Nearly $100m a year on three product lines that don’t use ARM Holdings’ cores, or require ARM’s involvement in engineering or manufacturing, only the instruction set seems fair to me.

[-] cybersandwich@lemmy.world 15 points 11 months ago

When you put it that way, Apple may be getting ripped off!

[-] vzq@lemmy.blahaj.zone 18 points 11 months ago

Reminder: Apple is not buying the chips from ARM. They are licensing the IP, and using it as a basis to create their own designs, then paying someone else (TSMC) to have them manufactured.

I’m not sure this is such a bad deal for ARM. There are no per-unit costs for them here.

[-] conciselyverbose@kbin.social 9 points 11 months ago

Ignoring that Apple's chips as laptop flagships have pretty much singlehandedly changed the perception on their viability for actual computers, how much of ARM's work are they actually using?

They design their own chips that are meaningfully ahead of ARM's. I understand that their contract allows them pretty broad access to IP, but are we sure they'd be that much worse off (especially compared to ARM) if this deal wasn't signed and Apple put the investment into a different instruction set?

Hell, they built most of the smartphone and tablet market. Are we sure ARM would even be relevant without Apple's weight?

[-] kirklennon@kbin.social 6 points 11 months ago

how much of ARM's work are they actually using?

Apple doesn't use Arm's designs for their chips. They have a license to the Instruction Set Architecture (ISA) and use that to make their own designs.

[-] conciselyverbose@kbin.social 1 points 11 months ago

My understanding was that their right are pretty broad and that they could basically use official designs, fully custom designs, or anything in between.

My question is whether they adopt any design elements from ARM (whether modified or not) or if it's completely an implementation of the instruction set from scratch.

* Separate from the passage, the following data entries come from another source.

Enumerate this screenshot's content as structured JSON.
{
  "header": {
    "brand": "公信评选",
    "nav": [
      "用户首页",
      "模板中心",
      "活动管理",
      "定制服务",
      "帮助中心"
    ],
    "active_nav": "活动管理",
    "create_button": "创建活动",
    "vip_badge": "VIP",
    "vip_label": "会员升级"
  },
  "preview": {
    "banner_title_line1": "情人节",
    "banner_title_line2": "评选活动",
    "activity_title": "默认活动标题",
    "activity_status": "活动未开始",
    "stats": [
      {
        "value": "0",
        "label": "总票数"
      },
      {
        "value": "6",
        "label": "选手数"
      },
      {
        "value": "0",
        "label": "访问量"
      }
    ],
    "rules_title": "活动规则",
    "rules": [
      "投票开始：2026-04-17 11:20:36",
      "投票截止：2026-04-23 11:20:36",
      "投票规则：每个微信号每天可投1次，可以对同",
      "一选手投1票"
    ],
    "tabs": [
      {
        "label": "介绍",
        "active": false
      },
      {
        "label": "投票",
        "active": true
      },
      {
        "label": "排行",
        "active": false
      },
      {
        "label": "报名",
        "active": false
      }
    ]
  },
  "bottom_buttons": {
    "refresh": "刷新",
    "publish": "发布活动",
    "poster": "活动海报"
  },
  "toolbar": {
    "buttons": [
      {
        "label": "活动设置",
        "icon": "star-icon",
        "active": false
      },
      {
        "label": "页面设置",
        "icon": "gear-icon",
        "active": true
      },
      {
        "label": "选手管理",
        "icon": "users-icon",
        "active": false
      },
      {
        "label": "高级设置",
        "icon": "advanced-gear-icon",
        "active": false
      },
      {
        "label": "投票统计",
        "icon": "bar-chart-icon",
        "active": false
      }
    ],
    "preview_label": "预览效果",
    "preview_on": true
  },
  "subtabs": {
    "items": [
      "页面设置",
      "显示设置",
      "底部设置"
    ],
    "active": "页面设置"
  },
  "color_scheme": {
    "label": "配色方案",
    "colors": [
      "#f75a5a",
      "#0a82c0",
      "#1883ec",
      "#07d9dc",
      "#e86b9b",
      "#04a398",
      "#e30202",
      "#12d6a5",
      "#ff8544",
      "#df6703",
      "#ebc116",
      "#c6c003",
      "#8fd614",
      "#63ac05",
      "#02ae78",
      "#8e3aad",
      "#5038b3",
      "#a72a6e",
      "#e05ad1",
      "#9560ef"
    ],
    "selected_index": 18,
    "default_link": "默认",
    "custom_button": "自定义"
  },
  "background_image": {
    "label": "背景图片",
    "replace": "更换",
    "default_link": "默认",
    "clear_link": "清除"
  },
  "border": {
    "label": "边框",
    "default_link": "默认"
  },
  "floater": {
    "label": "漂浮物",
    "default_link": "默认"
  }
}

[-] mmmmmsoup@lemmy.today 3 points 11 months ago

RISC-V is within the next decade anyway

[-] SecretPancake@feddit.de 3 points 11 months ago

They agreed to this deal. What’s the news?

[-] Xepher@lemm.ee 2 points 11 months ago

Sounds like Apple got a pretty good deal. I wonder what other manufacturers pay for the licensing fees.

[-] ultratiem@lemmy.ca 5 points 11 months ago* (last edited 11 months ago)

They always get a “pretty good deal.” Goes far back as the iPod when Apple was changing the entire face of music. Same with the Apple Card and the banks they use.

It’s almost like Apple hires competent negotiators while everyone else is like so wErE dO I SIgN hue dur.

Case in point: https://9to5mac.com/2023/11/29/apple-arm-licensing-revenue/

[-] Thekingoflorda@lemmy.world 3 points 11 months ago

Doesn’t it have more to do with their seize and loyal userbase?

[-] LifeInOregon@lemmy.world 4 points 11 months ago

Most manufacturers don’t license the instruction set, only the Cortex core designs. Those licensing fees are actually lower than the instruction set.